Un journal spécialisé dans le dopage, Honest Sport, relève qu'entre 2019 et 2023, trente-huit athlètes italiens ont été testés positifs au clostébol. Pour autant, l'expertise scientifique du cas Jannik Sinner indique que la dose ingérée par le n°1 mondial est trop petite pour avoir une influence sur ses performances.

Comment Sinner se défend?

Jannik Sinner a expliqué au tribunal "que la substance avait pénétré dans son organisme à la suite d'une contamination par un membre de son staff, qui avait appliqué sur sa propre main un spray en vente libre contenant du clostébol pour soigner une petite blessure". Ce membre du staff de Sinner lui a prodigué des massages pendant cette période, ce qui explique la contamination.
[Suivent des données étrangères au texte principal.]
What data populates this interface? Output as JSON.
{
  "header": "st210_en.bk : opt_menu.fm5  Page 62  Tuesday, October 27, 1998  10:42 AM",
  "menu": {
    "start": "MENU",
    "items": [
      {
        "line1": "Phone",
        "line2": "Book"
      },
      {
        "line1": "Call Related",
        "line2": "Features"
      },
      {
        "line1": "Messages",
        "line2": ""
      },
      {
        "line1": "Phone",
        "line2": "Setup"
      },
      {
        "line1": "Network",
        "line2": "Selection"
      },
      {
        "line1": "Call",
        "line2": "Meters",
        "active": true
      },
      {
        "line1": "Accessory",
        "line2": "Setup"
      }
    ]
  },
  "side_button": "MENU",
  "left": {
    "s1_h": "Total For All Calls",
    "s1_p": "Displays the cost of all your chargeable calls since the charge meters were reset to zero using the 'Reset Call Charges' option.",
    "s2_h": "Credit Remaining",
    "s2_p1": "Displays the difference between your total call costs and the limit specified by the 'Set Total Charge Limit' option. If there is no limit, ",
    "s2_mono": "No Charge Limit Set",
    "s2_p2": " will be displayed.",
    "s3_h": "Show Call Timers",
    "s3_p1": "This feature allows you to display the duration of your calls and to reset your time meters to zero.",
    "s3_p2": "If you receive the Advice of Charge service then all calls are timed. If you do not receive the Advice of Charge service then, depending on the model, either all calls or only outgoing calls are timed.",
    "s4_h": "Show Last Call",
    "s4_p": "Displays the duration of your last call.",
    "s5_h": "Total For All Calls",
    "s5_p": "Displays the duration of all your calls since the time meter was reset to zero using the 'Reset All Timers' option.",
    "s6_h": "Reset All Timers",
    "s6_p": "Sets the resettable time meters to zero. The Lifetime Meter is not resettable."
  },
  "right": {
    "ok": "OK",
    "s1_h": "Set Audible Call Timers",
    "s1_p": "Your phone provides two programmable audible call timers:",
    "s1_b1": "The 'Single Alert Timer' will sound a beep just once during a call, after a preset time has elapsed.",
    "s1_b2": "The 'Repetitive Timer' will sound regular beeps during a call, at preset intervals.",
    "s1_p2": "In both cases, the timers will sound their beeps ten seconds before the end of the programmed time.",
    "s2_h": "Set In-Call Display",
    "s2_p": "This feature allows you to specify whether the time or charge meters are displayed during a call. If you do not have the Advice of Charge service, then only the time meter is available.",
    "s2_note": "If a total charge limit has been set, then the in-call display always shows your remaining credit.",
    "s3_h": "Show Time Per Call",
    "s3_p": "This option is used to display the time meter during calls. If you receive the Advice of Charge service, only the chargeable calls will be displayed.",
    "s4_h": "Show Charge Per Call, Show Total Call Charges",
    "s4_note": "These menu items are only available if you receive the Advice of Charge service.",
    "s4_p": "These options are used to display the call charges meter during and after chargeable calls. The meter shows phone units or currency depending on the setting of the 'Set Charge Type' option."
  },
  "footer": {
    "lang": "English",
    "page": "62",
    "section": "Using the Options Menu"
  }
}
"Le physiothérapiste de Jannik a utilisé ce produit (sur ses propres doigts, NDLR) sans gants et couplé avec les différentes lésions sur le corps de Jannik, cela a causé sa contamination par inadvertence (...) Jannik n'est pas en tord", plaide son clan dans un communiqué. Le code mondial antidopage indique pourtant que les sportifs sont responsables de leur environnement (personnels et produits).

Devant le tribunal, le joueur a expliqué qu'il n'était pas au courant de la blessure du membre de son staff jusqu'à une session avec lui le 3 mars, lorsqu'il a découvert que son doigt était bandé. Son kiné lui aurait alors dit qu'il s'était coupé. Sinner aurait demandé s'il avait utilisé quelque chose pour soigner la blessure et il aurait répondu "non". Un témoignage qui aurait influencé la décision du tribunal.

Pourquoi cette affaire fait autant réagir?

La version de Sinner, accréditée par le tribunal, est jugée difficilement plausible pour plusieurs membres du circuit mondial de tennis, dont Tara Moore, contrôlée positive aux métabolites de nandrolone lors du tournoi de Bogota en avril 2022 et finalement blanchie un an et demi plus tard par un tribunal indépendant, contre lequel l'ITIA avait fait appel. "J'imagine que seule l'image des joueurs majeurs compte. J'imagine que l'avis du tribunal indépendant est rendu comme il doit l'être. Pourtant, ils remettent en question mon cas. Cela n'a pas de sens."

Denis Shapovalov déplore lui des "règles différentes pour des joueurs différents", faisant référence au classement de numéro un mondial de Jannik Sinner, qui le protègerait des suspicions. "Je n'ose pas pas imaginer ce que tous les autres joueurs exclus après avoir été contaminés par des substances se sentent aujourd'hui", a-t-il écrit. "Qu'en est-il des joueurs exclus après seulement trois 'no shows' alors qu'ils n'ont jamais été testés positifs...", lui a répondu Lucas Pouille, avant de monter au créneau dans une interview exclusive accordée à RMC Sport.

En septembre 2023, Simona Halep avait été suspendue pour quatre ans en raison d'un test positif au roxadustat à l'US Open 2022 et d'irrégularités sur son passeport biologique. Elle avait alors expliqué que son test positif était lié à un complément alimentaire qu'elle prenait sans intention de se doper. Un appel au CAS avait statué qu'elle était partiellement responsable de la prise de ce complément, mais avait réduit sa sanction à neuf mois, sans que la décision de justice n'ait été pour le moment publiée.